Graphic by JIROH

Prayforjapan.jp collects and shares heart-warming tweets from Japan since the earthquake and tsunami. The tweets are translated into different languages. The followings are quoted from the English versions (Note: Japan Style corrected some misinterpretation and grammatical errors based on the original tweets).


When I checked the emergency backpack, there was a message that my dad wrote 40 years ago. “Have sunshine in your heart. Have a song on your lips.” —I will write a message on a new emergency backpack to encourage the people who see.

Last night when I was tired out waiting for the train at the station, the homeless people gave me one of their cardboards to prevent the cold… even though we usually ignore them in daily life… So warm.

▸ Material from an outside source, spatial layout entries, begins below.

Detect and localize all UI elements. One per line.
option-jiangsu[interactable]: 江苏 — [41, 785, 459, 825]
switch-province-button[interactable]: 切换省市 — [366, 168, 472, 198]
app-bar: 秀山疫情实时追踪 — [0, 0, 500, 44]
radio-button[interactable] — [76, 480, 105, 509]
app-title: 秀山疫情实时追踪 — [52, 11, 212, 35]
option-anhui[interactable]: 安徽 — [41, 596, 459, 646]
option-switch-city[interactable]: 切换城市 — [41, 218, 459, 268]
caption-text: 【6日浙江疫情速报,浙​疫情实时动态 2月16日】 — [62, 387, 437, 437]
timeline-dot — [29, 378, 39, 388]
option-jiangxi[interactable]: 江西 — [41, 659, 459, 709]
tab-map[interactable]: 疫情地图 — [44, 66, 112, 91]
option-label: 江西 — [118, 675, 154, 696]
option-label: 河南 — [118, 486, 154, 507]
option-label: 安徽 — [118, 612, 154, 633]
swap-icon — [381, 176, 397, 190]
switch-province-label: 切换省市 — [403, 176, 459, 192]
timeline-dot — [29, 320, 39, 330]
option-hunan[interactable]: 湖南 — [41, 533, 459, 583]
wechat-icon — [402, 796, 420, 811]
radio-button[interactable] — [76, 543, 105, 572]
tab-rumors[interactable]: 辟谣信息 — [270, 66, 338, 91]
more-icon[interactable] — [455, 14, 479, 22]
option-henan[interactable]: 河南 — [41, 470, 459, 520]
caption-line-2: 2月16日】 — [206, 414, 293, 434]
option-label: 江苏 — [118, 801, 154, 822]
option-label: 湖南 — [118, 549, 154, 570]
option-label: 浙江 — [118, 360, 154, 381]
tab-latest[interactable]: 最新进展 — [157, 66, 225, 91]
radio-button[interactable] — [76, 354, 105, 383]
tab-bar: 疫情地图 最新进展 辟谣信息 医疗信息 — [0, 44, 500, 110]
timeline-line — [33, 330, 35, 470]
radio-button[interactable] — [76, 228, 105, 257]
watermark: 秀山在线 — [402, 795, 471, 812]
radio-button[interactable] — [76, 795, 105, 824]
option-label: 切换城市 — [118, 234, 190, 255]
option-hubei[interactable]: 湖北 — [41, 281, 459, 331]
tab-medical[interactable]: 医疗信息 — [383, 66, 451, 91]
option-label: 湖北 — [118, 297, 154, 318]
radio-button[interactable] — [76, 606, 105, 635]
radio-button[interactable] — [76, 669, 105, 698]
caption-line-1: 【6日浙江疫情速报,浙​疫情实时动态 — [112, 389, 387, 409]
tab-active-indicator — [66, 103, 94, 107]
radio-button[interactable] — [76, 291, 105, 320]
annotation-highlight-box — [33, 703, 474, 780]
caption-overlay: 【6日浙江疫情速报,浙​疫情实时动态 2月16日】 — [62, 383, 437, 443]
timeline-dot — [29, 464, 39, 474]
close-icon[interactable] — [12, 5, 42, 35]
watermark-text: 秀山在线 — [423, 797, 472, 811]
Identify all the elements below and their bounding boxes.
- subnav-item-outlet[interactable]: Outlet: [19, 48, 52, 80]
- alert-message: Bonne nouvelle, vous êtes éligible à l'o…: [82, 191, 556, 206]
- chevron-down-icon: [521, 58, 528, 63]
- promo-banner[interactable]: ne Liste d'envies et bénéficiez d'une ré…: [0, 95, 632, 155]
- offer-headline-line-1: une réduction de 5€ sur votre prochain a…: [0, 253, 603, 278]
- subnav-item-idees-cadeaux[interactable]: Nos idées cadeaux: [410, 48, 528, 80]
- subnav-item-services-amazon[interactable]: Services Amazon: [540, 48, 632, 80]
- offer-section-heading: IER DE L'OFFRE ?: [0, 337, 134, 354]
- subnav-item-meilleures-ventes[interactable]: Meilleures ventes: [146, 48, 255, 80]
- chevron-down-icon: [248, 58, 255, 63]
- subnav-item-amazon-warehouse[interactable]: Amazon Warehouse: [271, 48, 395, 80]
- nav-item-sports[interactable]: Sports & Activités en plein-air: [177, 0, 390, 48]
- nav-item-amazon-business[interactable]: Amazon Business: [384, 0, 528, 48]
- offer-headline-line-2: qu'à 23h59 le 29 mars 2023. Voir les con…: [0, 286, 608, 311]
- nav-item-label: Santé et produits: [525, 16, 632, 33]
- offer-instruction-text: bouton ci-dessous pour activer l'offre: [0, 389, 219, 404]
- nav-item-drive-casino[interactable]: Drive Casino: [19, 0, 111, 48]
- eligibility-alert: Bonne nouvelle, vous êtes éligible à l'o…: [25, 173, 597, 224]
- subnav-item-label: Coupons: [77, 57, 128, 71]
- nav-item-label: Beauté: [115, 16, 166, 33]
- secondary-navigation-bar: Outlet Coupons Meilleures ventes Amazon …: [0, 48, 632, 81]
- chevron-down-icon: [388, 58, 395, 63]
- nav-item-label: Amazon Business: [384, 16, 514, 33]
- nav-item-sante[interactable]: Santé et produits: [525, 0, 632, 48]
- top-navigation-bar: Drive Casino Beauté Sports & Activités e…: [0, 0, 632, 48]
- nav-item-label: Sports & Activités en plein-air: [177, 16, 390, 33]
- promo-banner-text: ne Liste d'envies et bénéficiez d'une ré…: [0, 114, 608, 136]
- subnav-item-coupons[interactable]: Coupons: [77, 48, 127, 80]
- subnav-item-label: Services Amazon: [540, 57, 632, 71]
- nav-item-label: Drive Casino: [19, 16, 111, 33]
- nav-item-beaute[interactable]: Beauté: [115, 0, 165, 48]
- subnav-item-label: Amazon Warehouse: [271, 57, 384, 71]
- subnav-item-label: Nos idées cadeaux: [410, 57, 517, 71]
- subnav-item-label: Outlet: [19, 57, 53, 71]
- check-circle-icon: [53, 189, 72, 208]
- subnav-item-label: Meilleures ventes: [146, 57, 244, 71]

From a friend from Chiba— An old man at a place of refuge spilled out “What’s going to happen next?” A young boy, probably in high-school, sitting next to the old man replied, “It’s okay. Hang on for just a little while. When we grow up, I swear we will fix everything back together again.” The boy kept rubbing the old man’s back. A bright future, that’s what’s next!

“Nights were never this dark, and I’ve never realized how beautiful the stars are. Sendai, look up and keep your heads high.”
From conversation overheard at evacuation camp

At messy supermarkets after the earthquake, people simply picked things up from the floor and quietly lined up to pay for their groceries. Inside of a crowded train, an elderly gave his seat to a pregnant mother. People from other countries are left speechless when they encounter similar scenes. These are true stories. Amazing, Japan.

Shops at Tokyo Disneyland handed out sweets and candies to the people trapped inside the Park after the earthquake. Several high school girls wearing flashy clothes and makeup came and took more than they needed. “What the…??”  The next minute, I saw them giving out candies to the children in the shelter. It was hard for mothers to move around with small children, and we were so thankful for what they did.

An old man was rescued after being stranded in a house for 42 hours. He smiled at the camera, “I’ve experienced the tsunami from 1960 Great Chilean earthquake. Let’s get back on our feet. I know we can do it.”

Kanji characters (Chinese character used in Japanese writing) for the word DAIJOBU (大丈夫 meaning “don’t worry”or “it’s OK”) consists of three characters, each with the word people (人) in it. Because three people come together in this word, we feel assured when someone says DAIJYOBU.

My five year old son told me today, “Don’t worry mom. Cover your head when the earthquake comes. I will bring you to my grandpa’s place after the earthquake.” His attitude of  trying to protect me with his tiny body made me cry. I never thoughts the kids’ word “don’t worry” means this big. Thank you.

A gentleman from Israel came up to me and said something in Hebrew. I had no idea what he was saying, when a friend of mine, a Palestinian, translated for me what he said. “Is Japan okay? I will be praying very hard.” The two gentlemen, Israeli and Palestinian, were shaking hands with a smile. I was moved to tears.

Tomorrow, my father will be sent to the Fukushima nuclear plant. He will be retiring from his job in six months, and I was near to tears when I heard that he actually volunteered to go. “What we do now will affect the future of nuclear plants. I have a mission to accomplish” he said. I wouldn’t say that he’s been a dependable father at home, but I’ve never felt this proud of him as I do today. We are all praying for his safe return.

I emailed my husband, working for the rescue effort, I thought he should not be having any sleep, “Are you OK? Don’t overwork yourself.” He replied, “Don’t underestimate Japanese Self-Defense Force. When is the time to overwork other than now? Be careful with your words.” They are tough, both physically and mentally.

A child was holding a snack, waiting in the checkout line. It was almost his turn as he was thinking to himself with his eyes on the register. Next minute, I saw him put the money he had into a donation box set next to the cashier. He put the snack back on the shelf where it was and left the store.  “Thank you very much” said the store staff to his back with a slight tremble in his voice.

I saw a child telling a station worker“Thank you very much for keeping the trains running yesterday.” The station worker shed a tear. I broke into moving tears.

I said to the subway worker on duty throughout the night: “It must have been a hard night.” And he replied with a great big smile: “It’s the least I can do!”

My two year old son was putting his shoes on himself saying “I’m going to go arrest the Earthquake!” I realized that inside a tiny body, there is a lot of courage and Justice. Everyone, lets stand strong and get through this.

So busy traffic. Only one car can go across the traffic light per green light, but I was moved to see people drove carefully giving their ways. Some intersections completely stopped for more than 5 minutes, but I didn’t hear any horn sounds except for “Thank you” honks for 10 hours. It is scary but also a heart-warming time. I like Japan even better.